# Lawyer needed in Mexico City



## Isla Verde (Oct 19, 2011)

I need a good lawyer to help me sue an insurance broker who has been dilly-dallying for over 4 months about getting me a refund from a health insurance company that cancelled my policy back in March. Please send any recommendations to me via PM. Many thanks!


----------



## joaquinx (Jul 3, 2010)

I thought that you were going to Profeco with the complaint. No luck them resolving the problem?


----------



## Isla Verde (Oct 19, 2011)

joaquinx said:


> I thought that you were going to Profeco with the complaint. No luck them resolving the problem?

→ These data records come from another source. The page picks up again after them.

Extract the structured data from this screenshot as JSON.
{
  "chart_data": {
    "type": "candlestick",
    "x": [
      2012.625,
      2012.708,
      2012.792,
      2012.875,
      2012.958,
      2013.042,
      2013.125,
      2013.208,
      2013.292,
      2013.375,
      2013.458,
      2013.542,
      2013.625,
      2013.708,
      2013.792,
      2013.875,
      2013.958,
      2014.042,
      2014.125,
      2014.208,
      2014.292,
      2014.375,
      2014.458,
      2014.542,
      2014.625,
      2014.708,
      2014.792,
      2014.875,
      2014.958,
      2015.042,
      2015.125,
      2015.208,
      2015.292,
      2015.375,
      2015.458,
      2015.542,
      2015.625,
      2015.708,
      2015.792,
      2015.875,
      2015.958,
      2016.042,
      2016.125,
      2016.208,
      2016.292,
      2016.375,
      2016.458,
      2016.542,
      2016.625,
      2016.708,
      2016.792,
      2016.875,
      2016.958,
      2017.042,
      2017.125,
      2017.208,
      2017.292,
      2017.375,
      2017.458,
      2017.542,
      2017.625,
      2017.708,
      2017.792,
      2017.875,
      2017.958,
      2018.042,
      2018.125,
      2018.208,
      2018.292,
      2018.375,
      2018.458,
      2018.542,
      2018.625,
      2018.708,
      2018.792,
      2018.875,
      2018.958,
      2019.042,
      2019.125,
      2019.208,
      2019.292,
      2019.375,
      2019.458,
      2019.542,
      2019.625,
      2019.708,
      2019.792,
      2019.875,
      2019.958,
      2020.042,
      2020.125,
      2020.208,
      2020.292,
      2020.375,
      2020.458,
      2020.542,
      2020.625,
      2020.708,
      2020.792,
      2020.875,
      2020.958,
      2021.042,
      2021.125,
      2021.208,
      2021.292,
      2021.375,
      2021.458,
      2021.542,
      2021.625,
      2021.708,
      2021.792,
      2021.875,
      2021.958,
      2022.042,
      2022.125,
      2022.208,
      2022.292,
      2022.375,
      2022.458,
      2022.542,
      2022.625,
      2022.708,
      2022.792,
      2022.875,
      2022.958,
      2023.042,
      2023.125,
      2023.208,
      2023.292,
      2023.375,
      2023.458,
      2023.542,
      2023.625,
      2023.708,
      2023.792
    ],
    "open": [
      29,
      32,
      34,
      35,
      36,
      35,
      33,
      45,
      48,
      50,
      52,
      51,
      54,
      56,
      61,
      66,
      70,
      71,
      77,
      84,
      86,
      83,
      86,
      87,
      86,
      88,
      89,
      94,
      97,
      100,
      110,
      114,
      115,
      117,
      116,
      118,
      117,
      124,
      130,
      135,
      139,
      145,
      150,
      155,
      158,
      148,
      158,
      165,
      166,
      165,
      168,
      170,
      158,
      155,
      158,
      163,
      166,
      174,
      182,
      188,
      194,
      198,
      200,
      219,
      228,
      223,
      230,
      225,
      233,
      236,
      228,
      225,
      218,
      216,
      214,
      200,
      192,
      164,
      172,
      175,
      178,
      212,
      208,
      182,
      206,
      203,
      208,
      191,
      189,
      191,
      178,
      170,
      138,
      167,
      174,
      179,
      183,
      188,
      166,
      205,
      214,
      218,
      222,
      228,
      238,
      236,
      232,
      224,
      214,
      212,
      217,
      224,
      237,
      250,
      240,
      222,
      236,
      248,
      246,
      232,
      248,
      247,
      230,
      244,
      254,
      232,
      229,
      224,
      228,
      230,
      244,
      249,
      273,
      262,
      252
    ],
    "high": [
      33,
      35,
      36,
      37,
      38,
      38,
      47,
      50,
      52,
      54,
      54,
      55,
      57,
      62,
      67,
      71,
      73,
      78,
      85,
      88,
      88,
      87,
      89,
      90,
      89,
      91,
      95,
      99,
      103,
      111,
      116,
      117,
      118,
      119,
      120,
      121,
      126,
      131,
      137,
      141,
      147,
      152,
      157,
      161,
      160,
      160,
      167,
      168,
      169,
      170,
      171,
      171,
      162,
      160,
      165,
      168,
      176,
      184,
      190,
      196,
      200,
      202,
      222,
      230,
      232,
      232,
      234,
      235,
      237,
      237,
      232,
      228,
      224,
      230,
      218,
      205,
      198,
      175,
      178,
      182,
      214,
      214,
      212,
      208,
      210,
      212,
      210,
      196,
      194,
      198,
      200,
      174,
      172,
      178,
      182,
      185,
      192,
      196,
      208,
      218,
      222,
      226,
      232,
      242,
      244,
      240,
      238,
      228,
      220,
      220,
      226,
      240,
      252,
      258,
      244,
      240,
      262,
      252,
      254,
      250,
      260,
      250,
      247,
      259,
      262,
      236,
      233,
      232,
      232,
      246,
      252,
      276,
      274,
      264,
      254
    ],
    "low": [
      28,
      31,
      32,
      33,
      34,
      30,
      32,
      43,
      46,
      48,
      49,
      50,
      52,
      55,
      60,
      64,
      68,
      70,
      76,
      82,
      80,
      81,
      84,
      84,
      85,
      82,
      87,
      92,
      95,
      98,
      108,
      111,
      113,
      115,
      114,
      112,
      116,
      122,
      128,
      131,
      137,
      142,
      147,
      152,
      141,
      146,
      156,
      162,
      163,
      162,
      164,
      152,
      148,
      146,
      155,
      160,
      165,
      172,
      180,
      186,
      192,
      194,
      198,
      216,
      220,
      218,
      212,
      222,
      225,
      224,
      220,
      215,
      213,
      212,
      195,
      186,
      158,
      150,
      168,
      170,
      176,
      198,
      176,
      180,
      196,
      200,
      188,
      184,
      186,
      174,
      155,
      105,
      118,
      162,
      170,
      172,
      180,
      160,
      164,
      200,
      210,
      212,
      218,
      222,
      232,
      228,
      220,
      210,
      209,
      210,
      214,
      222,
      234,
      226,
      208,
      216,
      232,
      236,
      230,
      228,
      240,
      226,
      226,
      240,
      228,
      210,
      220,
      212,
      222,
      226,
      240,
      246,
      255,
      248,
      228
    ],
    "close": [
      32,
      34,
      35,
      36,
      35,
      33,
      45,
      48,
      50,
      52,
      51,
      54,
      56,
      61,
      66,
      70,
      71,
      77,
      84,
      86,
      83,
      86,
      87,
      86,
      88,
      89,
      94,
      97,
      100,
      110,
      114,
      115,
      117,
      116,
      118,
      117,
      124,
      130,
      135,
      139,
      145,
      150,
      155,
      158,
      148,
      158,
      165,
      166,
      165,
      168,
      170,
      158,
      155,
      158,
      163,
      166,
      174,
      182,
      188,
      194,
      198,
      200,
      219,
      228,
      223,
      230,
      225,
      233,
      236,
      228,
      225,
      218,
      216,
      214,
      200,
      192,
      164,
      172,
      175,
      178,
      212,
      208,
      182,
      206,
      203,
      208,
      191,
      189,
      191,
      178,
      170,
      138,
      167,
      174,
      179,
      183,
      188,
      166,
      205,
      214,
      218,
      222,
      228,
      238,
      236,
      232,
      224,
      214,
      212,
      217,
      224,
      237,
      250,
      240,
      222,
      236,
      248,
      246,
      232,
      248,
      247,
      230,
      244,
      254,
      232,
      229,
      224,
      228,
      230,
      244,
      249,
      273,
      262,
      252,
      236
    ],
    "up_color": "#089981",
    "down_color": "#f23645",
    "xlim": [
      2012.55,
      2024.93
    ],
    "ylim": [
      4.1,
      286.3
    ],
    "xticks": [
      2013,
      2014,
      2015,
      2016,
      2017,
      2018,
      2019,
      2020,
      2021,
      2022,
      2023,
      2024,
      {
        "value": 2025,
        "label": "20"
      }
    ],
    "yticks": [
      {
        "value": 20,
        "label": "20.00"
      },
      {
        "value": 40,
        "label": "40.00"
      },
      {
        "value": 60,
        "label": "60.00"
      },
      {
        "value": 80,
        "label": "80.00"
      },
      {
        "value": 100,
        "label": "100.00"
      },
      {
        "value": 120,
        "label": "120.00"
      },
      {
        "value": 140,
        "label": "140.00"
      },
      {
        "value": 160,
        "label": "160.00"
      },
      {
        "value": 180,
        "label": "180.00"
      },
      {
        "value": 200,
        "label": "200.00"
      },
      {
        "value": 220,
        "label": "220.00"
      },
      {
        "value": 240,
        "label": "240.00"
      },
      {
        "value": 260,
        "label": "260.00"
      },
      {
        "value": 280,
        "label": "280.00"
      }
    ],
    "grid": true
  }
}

Never went to PROFECO. From the information on their website, it appears that they don't handle problems with insurance companies.


----------



## RVGRINGO (May 16, 2007)

Lawyers are really good at taking your money, until you realize that it is a lost cause.


----------



## Isla Verde (Oct 19, 2011)

RVGRINGO said:


> Lawyers are really good at taking your money, until you realize that it is a lost cause.


No need for doom and gloom, RV. Anyway, I just found a lawyer who's a friend of a good friend here. In any event, I won't let him take me for a ride, and anyway my cause is far from lost!


----------



## RVGRINGO (May 16, 2007)

I hope you are right. Good luck.


----------



## Isla Verde (Oct 19, 2011)

RVGRINGO said:


> I hope you are right. Good luck.


Thanks. I feel better just because I've started to take action instead of sitting around waiting for the problem to solve itself.


----------



## Isla Verde (Oct 19, 2011)

I just met with my lawyer and things are looking good for a positive resolution to my problem. :fingerscrossed:


----------